The report in question accompanies the press release, and explores the rise in interest of central bank digital currencies (CBDCs). Further, the report warns central banks of potential risks associated with the emerging technology, stating that its impact on payments, monetary policy, and financial stability is not yet clear.
“The introduction of a CBDC would raise fundamental issues that go far beyond payment systems and monetary policy transmission and implementation,” the report stated. “A general purpose CBDC could give rise to higher instability of commercial bank deposit funding.”
Further, the report added that the introduction of a central bank digital currency “could result in a wider presence of central banks in financial systems,” which would involve banks having to allocate a larger amount of economic resources. The report speculates that this could put central banks at risk of loss, political interference, and in “uncharted territory.”
Countries evaluating central bank digital currencies
The report was released ahead of a meeting of the Group of 20 (G20) central bank governors and finance ministers that will take place in March. Additionally, the report arrives at a time when global digital currencies are a topical point of discussion amongst central banks.
Despite critics both internal and external to the country’s government, Venezuela’s President, Nicolás Maduro, recently launched a state-backed digital currency called Petro, which is claimed to be backed by crude oil. Previously, other countries including Russia and Estonia explored similar possibilities in creating their own state-backed digital currencies.
In December 2017, Canada’s central bank released a paper exploring the benefits and risks of creating a central bank digital currency. The Bank of Canada’s publication explored various potential increases to its efficiency, as well as the prospect of saving money for consumers.

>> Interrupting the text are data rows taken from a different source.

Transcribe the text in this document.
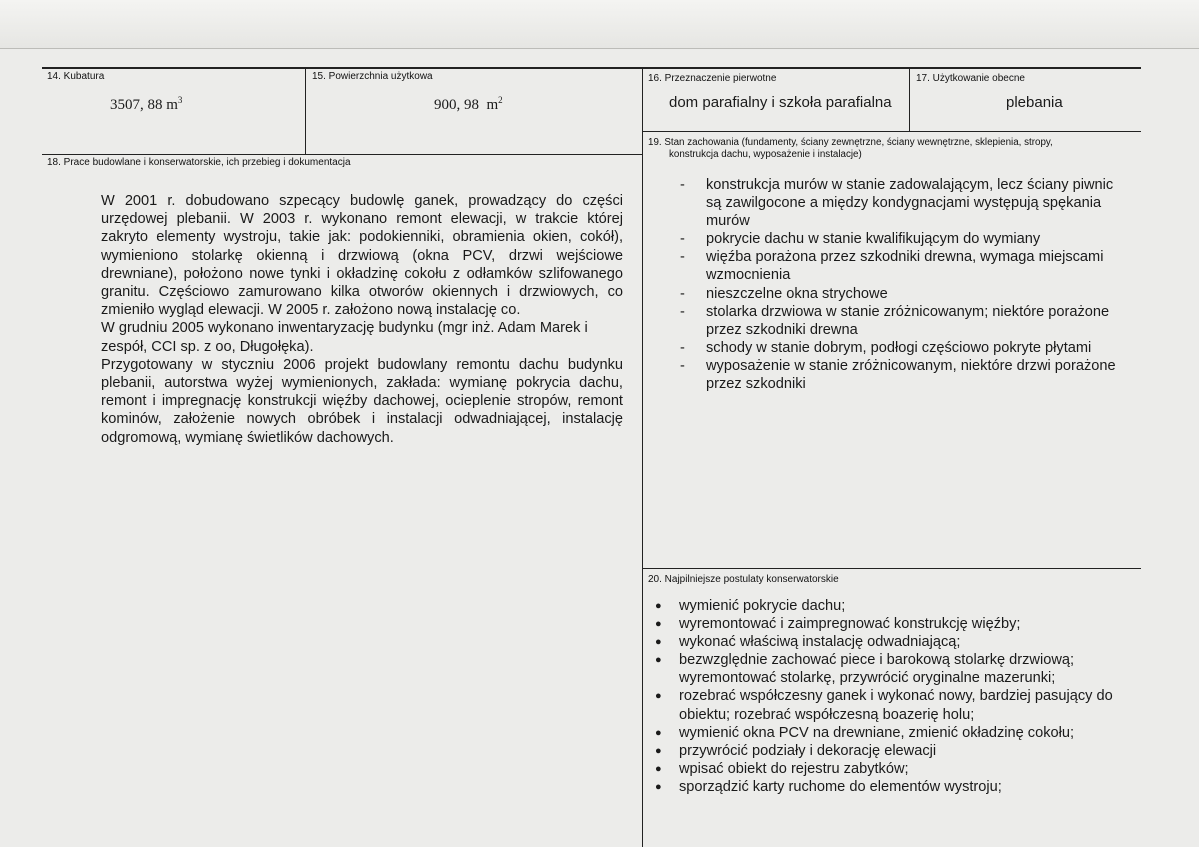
14. Kubatura
3507, 88 $m^3$
15. Powierzchnia użytkowa
900, 98 $m^2$
16. Przeznaczenie pierwotne
dom parafialny i szkoła parafialna
17. Użytkowanie obecne
plebania
18. Prace budowlane i konserwatorskie, ich przebieg i dokumentacja

W 2001 r. dobudowano szpecący budowlę ganek, prowadzący do części urzędowej plebanii. W 2003 r. wykonano remont elewacji, w trakcie której zakryto elementy wystroju, takie jak: podokienniki, obramienia okien, cokół), wymieniono stolarkę okienną i drzwiową (okna PCV, drzwi wejściowe drewniane), położono nowe tynki i okładzinę cokołu z odłamków szlifowanego granitu. Częściowo zamurowano kilka otworów okiennych i drzwiowych, co zmieniło wygląd elewacji. W 2005 r. założono nową instalację co.

W grudniu 2005 wykonano inwentaryzację budynku (mgr inż. Adam Marek i zespół, CCI sp. z oo, Długołęka).

Przygotowany w styczniu 2006 projekt budowlany remontu dachu budynku plebanii, autorstwa wyżej wymienionych, zakłada: wymianę pokrycia dachu, remont i impregnację konstrukcji więźby dachowej, ocieplenie stropów, remont kominów, założenie nowych obróbek i instalacji odwadniającej, instalację odgromową, wymianę świetlików dachowych.

19. Stan zachowania (fundamenty, ściany zewnętrzne, ściany wewnętrzne, sklepienia, stropy,
konstrukcja dachu, wyposażenie i instalacje)
- konstrukcja murów w stanie zadowalającym, lecz ściany piwnic są zawilgocone a między kondygnacjami występują spękania murów
- pokrycie dachu w stanie kwalifikującym do wymiany
- więźba porażona przez szkodniki drewna, wymaga miejscami wzmocnienia
- nieszczelne okna strychowe
- stolarka drzwiowa w stanie zróżnicowanym; niektóre porażone przez szkodniki drewna
- schody w stanie dobrym, podłogi częściowo pokryte płytami
- wyposażenie w stanie zróżnicowanym, niektóre drzwi porażone przez szkodniki
20. Najpilniejsze postulaty konserwatorskie
● wymienić pokrycie dachu;
● wyremontować i zaimpregnować konstrukcję więźby;
● wykonać właściwą instalację odwadniającą;
● bezwzględnie zachować piece i barokową stolarkę drzwiową; wyremontować stolarkę, przywrócić oryginalne mazerunki;
● rozebrać współczesny ganek i wykonać nowy, bardziej pasujący do obiektu; rozebrać współczesną boazerię holu;
● wymienić okna PCV na drewniane, zmienić okładzinę cokołu;
● przywrócić podziały i dekorację elewacji
● wpisać obiekt do rejestru zabytków;
● sporządzić karty ruchome do elementów wystroju;
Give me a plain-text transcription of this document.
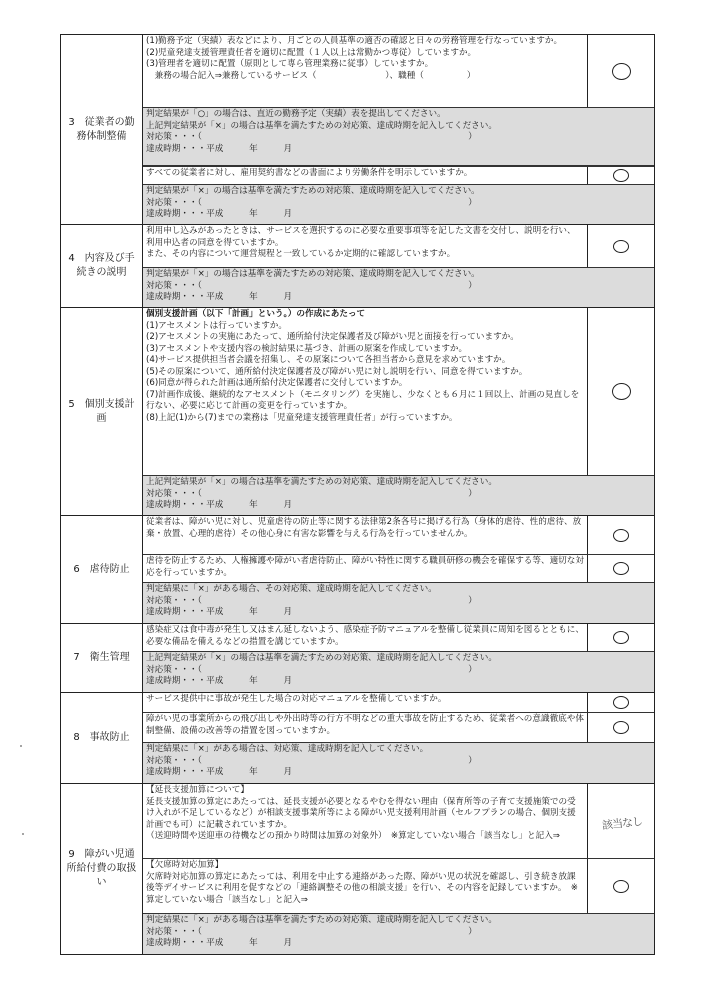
3　従業者の勤
務体制整備
(1)勤務予定（実績）表などにより、月ごとの人員基準の適否の確認と日々の労務管理を行なっていますか。
(2)児童発達支援管理責任者を適切に配置（１人以上は常勤かつ専従）していますか。
(3)管理者を適切に配置（原則として専ら管理業務に従事）していますか。
　兼務の場合記入⇒兼務しているサービス（　　　　　　　　）、職種（　　　　　）
判定結果が「○」の場合は、直近の勤務予定（実績）表を提出してください。
上記判定結果が「×」の場合は基準を満たすための対応策、達成時期を記入してください。
対応策・・・（　　　　　　　　　　　　　　　　　　　　　　　　　　　　　　　）
達成時期・・・平成　　　年　　　月
すべての従業者に対し、雇用契約書などの書面により労働条件を明示していますか。
判定結果が「×」の場合は基準を満たすための対応策、達成時期を記入してください。
対応策・・・（　　　　　　　　　　　　　　　　　　　　　　　　　　　　　　　）
達成時期・・・平成　　　年　　　月
4　内容及び手
続きの説明
利用申し込みがあったときは、サービスを選択するのに必要な重要事項等を記した文書を交付し、説明を行い、利用申込者の同意を得ていますか。
また、その内容について運営規程と一致しているか定期的に確認していますか。
判定結果が「×」の場合は基準を満たすための対応策、達成時期を記入してください。
対応策・・・（　　　　　　　　　　　　　　　　　　　　　　　　　　　　　　　）
達成時期・・・平成　　　年　　　月
5　個別支援計
画
個別支援計画（以下「計画」という。）の作成にあたって
(1)アセスメントは行っていますか。
(2)アセスメントの実施にあたって、通所給付決定保護者及び障がい児と面接を行っていますか。
(3)アセスメントや支援内容の検討結果に基づき、計画の原案を作成していますか。
(4)サービス提供担当者会議を招集し、その原案について各担当者から意見を求めていますか。
(5)その原案について、通所給付決定保護者及び障がい児に対し説明を行い、同意を得ていますか。
(6)同意が得られた計画は通所給付決定保護者に交付していますか。
(7)計画作成後、継続的なアセスメント（モニタリング）を実施し、少なくとも６月に１回以上、計画の見直しを行ない、必要に応じて計画の変更を行っていますか。
(8)上記(1)から(7)までの業務は「児童発達支援管理責任者」が行っていますか。
上記判定結果が「×」の場合は基準を満たすための対応策、達成時期を記入してください。
対応策・・・（　　　　　　　　　　　　　　　　　　　　　　　　　　　　　　　）
達成時期・・・平成　　　年　　　月
6　虐待防止
従業者は、障がい児に対し、児童虐待の防止等に関する法律第2条各号に掲げる行為（身体的虐待、性的虐待、放棄・放置、心理的虐待）その他心身に有害な影響を与える行為を行っていませんか。
虐待を防止するため、人権擁護や障がい者虐待防止、障がい特性に関する職員研修の機会を確保する等、適切な対応を行っていますか。
判定結果に「×」がある場合、その対応策、達成時期を記入してください。
対応策・・・（　　　　　　　　　　　　　　　　　　　　　　　　　　　　　　　）
達成時期・・・平成　　　年　　　月
7　衛生管理
感染症又は食中毒が発生し又はまん延しないよう、感染症予防マニュアルを整備し従業員に周知を図るとともに、必要な備品を備えるなどの措置を講じていますか。
上記判定結果が「×」の場合は基準を満たすための対応策、達成時期を記入してください。
対応策・・・（　　　　　　　　　　　　　　　　　　　　　　　　　　　　　　　）
達成時期・・・平成　　　年　　　月
8　事故防止
サービス提供中に事故が発生した場合の対応マニュアルを整備していますか。
障がい児の事業所からの飛び出しや外出時等の行方不明などの重大事故を防止するため、従業者への意識徹底や体制整備、設備の改善等の措置を図っていますか。
判定結果に「×」がある場合は、対応策、達成時期を記入してください。
対応策・・・（　　　　　　　　　　　　　　　　　　　　　　　　　　　　　　　）
達成時期・・・平成　　　年　　　月
9　障がい児通
所給付費の取扱
い
【延長支援加算について】
延長支援加算の算定にあたっては、延長支援が必要となるやむを得ない理由（保育所等の子育て支援施策での受け入れが不足しているなど）が相談支援事業所等による障がい児支援利用計画（セルフプランの場合、個別支援計画でも可）に記載されていますか。
（送迎時間や送迎車の待機などの預かり時間は加算の対象外）　※算定していない場合「該当なし」と記入⇒
該当なし
【欠席時対応加算】
欠席時対応加算の算定にあたっては、利用を中止する連絡があった際、障がい児の状況を確認し、引き続き放課後等デイサービスに利用を促すなどの「連絡調整その他の相談支援」を行い、その内容を記録していますか。　※算定していない場合「該当なし」と記入⇒
判定結果に「×」がある場合は基準を満たすための対応策、達成時期を記入してください。
対応策・・・（　　　　　　　　　　　　　　　　　　　　　　　　　　　　　　　）
達成時期・・・平成　　　年　　　月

However, the paper also voiced potential areas of concern, concluding that more research is necessary to decide if a state-backed digital currency is a viable option for Canada.
Ultimately, this seems to align with the findings of the BIS, which stated that “any steps towards the possible launch of a CBDC should be subject to careful and thorough consideration.”
“Central banks and other authorities should continue their broad monitoring of digital innovations, keep reviewing how their own operations could be affected and continue to engage with each other closely,” it added.